Glassnode Reports 97% of Bitcoin Supply Now Profitable, Highlighting a Surge in On-Chain Gains

Bitcoin’s Surge Backed by ETF Inflows and Steady Accumulation, Not Speculative Frenzy, Glassnode Says

Bitcoin’s recent push to record highs has been driven by institutional flows and consistent on-chain accumulation, according to new insights from Glassnode.

In its latest “The Week On-chain” report, the analytics firm highlighted that bitcoin’s climb to nearly $126,000 earlier this week was powered by over $2.2 billion in U.S. spot ETF inflows and steady buying from smaller holders, rather than speculative hype. The cryptocurrency has since consolidated near $122,500.

ETF Demand Returns
Glassnode noted that this week’s inflows marked one of the strongest waves of institutional demand since April, reversing the modest redemptions seen in September. These inflows helped absorb available exchange supply and reinforced bitcoin’s price stability. Historically, the fourth quarter tends to favor bitcoin as professional investors rebalance portfolios toward higher-risk assets, including crypto. Continued ETF participation could sustain upward momentum into year-end.
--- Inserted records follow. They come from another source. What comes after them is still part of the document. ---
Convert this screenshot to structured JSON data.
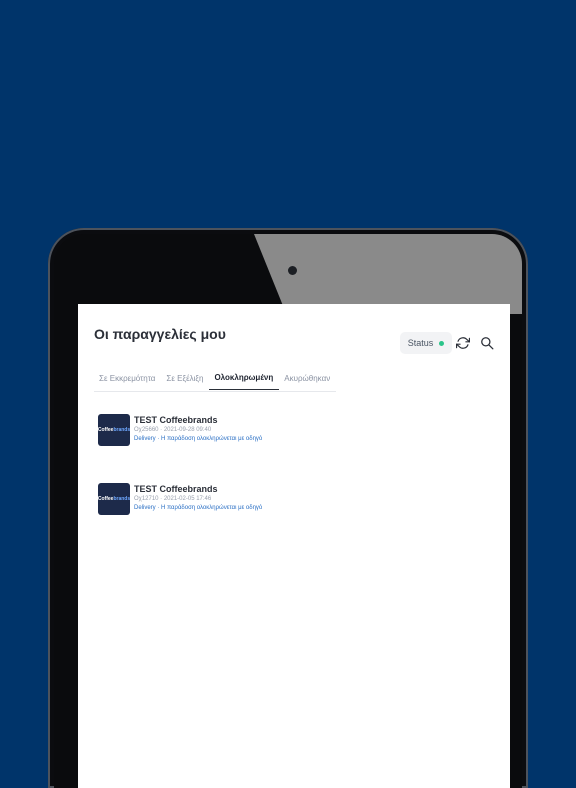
{
  "screen": {
    "title": "Οι παραγγελίες μου",
    "status_label": "Status"
  },
  "colors": {
    "background": "#00346a",
    "status_dot": "#2bc48a",
    "link": "#2a6fc4"
  },
  "icons": {
    "refresh": "refresh-icon",
    "search": "search-icon"
  },
  "tabs": [
    {
      "label": "Σε Εκκρεμότητα",
      "active": false
    },
    {
      "label": "Σε Εξέλιξη",
      "active": false
    },
    {
      "label": "Ολοκληρωμένη",
      "active": true
    },
    {
      "label": "Ακυρώθηκαν",
      "active": false
    }
  ],
  "orders": [
    {
      "store": "TEST Coffeebrands",
      "meta": "Οχ25660 · 2021-09-28 09:40",
      "note": "Delivery · Η παράδοση ολοκληρώνεται με οδηγό",
      "logo_text": "Coffee",
      "logo_accent": "brands"
    },
    {
      "store": "TEST Coffeebrands",
      "meta": "Οχ12710 · 2021-02-05 17:46",
      "note": "Delivery · Η παράδοση ολοκληρώνεται με οδηγό",
      "logo_text": "Coffee",
      "logo_accent": "brands"
    }
  ]
}
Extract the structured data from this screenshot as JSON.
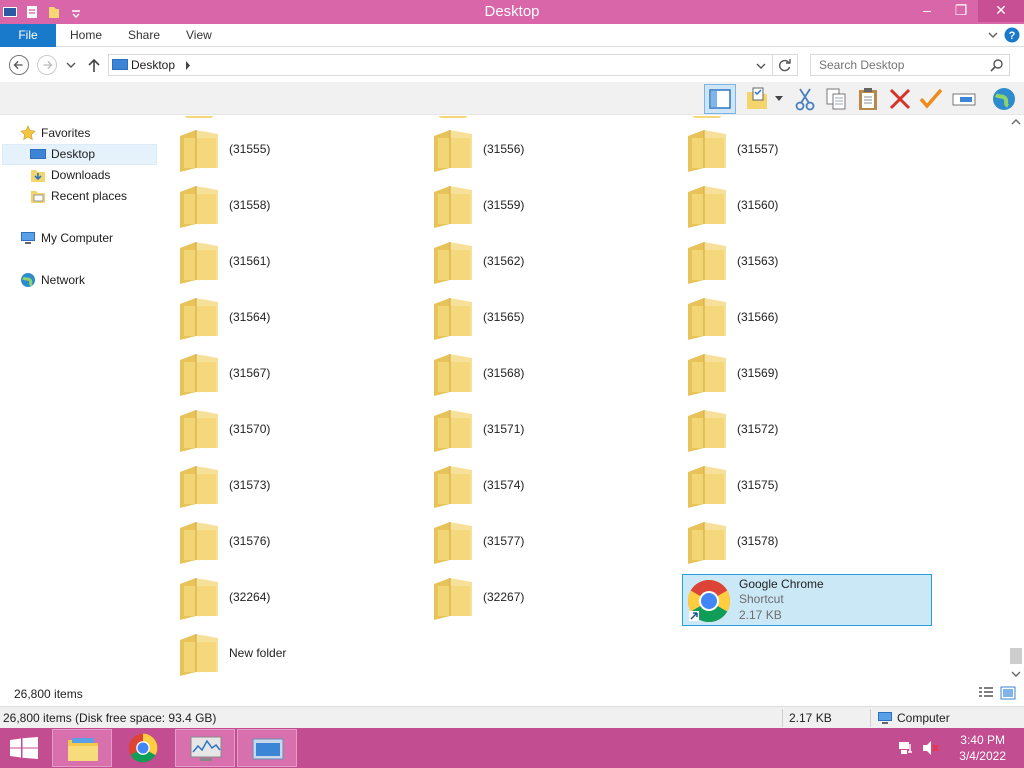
{
  "window": {
    "title": "Desktop"
  },
  "ribbon": {
    "tabs": [
      "File",
      "Home",
      "Share",
      "View"
    ]
  },
  "address": {
    "location": "Desktop"
  },
  "search": {
    "placeholder": "Search Desktop"
  },
  "sidebar": {
    "favorites": "Favorites",
    "favorites_items": [
      "Desktop",
      "Downloads",
      "Recent places"
    ],
    "computer": "My Computer",
    "network": "Network"
  },
  "folders": [
    "(31555)",
    "(31556)",
    "(31557)",
    "(31558)",
    "(31559)",
    "(31560)",
    "(31561)",
    "(31562)",
    "(31563)",
    "(31564)",
    "(31565)",
    "(31566)",
    "(31567)",
    "(31568)",
    "(31569)",
    "(31570)",
    "(31571)",
    "(31572)",
    "(31573)",
    "(31574)",
    "(31575)",
    "(31576)",
    "(31577)",
    "(31578)",
    "(32264)",
    "(32267)"
  ],
  "shortcut": {
    "name": "Google Chrome",
    "type": "Shortcut",
    "size": "2.17 KB"
  },
  "last_folder": "New folder",
  "status": {
    "items_count": "26,800 items",
    "disk_info": "26,800 items (Disk free space: 93.4 GB)",
    "selected_size": "2.17 KB",
    "location": "Computer"
  },
  "taskbar": {
    "time": "3:40 PM",
    "date": "3/4/2022"
  },
  "colors": {
    "titlebar": "#d866a8",
    "taskbar": "#c24d90",
    "file_tab": "#1979ca",
    "selection": "#cbe8f6",
    "folder": "#f3dd8a"
  }
}
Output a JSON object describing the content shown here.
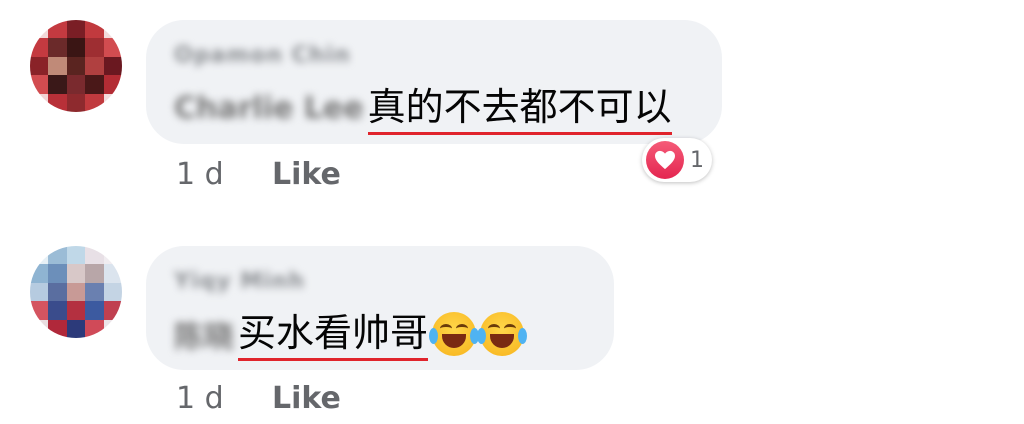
{
  "comments": [
    {
      "author_name": "Opamon Chin",
      "mention": "Charlie Lee",
      "text": "真的不去都不可以",
      "emojis": [],
      "time": "1 d",
      "like_label": "Like",
      "reaction": {
        "icon": "heart-icon",
        "count": "1"
      }
    },
    {
      "author_name": "Yiqy Minh",
      "mention": "陈晓",
      "text": "买水看帅哥",
      "emojis": [
        "face-with-tears-of-joy-icon",
        "face-with-tears-of-joy-icon"
      ],
      "time": "1 d",
      "like_label": "Like",
      "reaction": null
    }
  ],
  "colors": {
    "bubble_bg": "#f0f2f5",
    "meta_text": "#65676b",
    "underline": "#e0242c",
    "reaction_heart": "#e42650"
  }
}
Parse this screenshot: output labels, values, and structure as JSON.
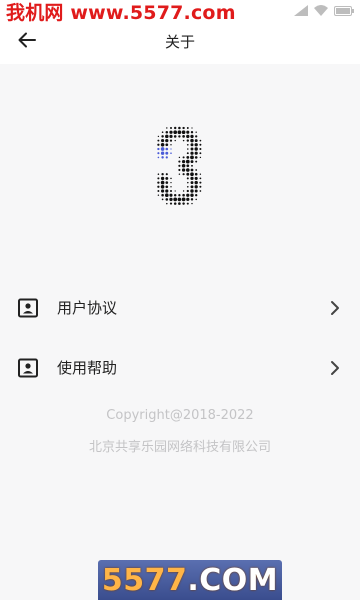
{
  "watermark_top": "我机网 www.5577.com",
  "watermark_bottom": {
    "a": "5577",
    "b": ".COM"
  },
  "status_bar": {
    "icons": [
      "signal-icon",
      "wifi-icon",
      "battery-icon"
    ]
  },
  "appbar": {
    "title": "关于",
    "back_icon": "arrow-left-icon"
  },
  "menu": [
    {
      "label": "用户协议",
      "icon": "id-card-icon"
    },
    {
      "label": "使用帮助",
      "icon": "id-card-icon"
    }
  ],
  "footer": {
    "copyright": "Copyright@2018-2022",
    "company": "北京共享乐园网络科技有限公司"
  },
  "colors": {
    "background": "#f7f7f8",
    "text": "#222222",
    "footer_text": "#c4c4c6",
    "logo_dots": "#111111",
    "logo_accent": "#4a5bd8"
  }
}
Smaller Holders Fuel Organic Accumulation
On-chain data revealed that mid-tier wallets—those holding between 10 and 1,000 BTC—were the primary drivers of accumulation during the latest rally. While larger whales have taken moderate profits, these smaller holders steadily increased their positions, creating a more “organic accumulation phase,” Glassnode said.

Currently, nearly 97% of bitcoin’s circulating supply is in profit, a metric that typically signals late-stage bull market conditions but shows no immediate signs of exhaustion. The $117,000–$120,000 zone has emerged as a key support level, with approximately 190,000 BTC last transacted there, offering a potential entry point if prices pull back.

Leverage Adds a Note of Caution
Glassnode cautioned that futures open interest and funding rates have climbed sharply, with annualized funding now above 8%, indicating a buildup of leveraged long positions. While this could increase short-term volatility, realized profits remain moderate compared with previous market tops, suggesting investors are rotating holdings rather than rushing to exit.

Structurally Strong Market
Overall, Glassnode described bitcoin’s market structure as robust, supported by strong institutional demand, deep liquidity, and widespread accumulation. The firm concluded that as long as ETF inflows continue, bitcoin’s rally could extend further into the fourth quarter, marking one of the most structurally sound uptrends in recent years.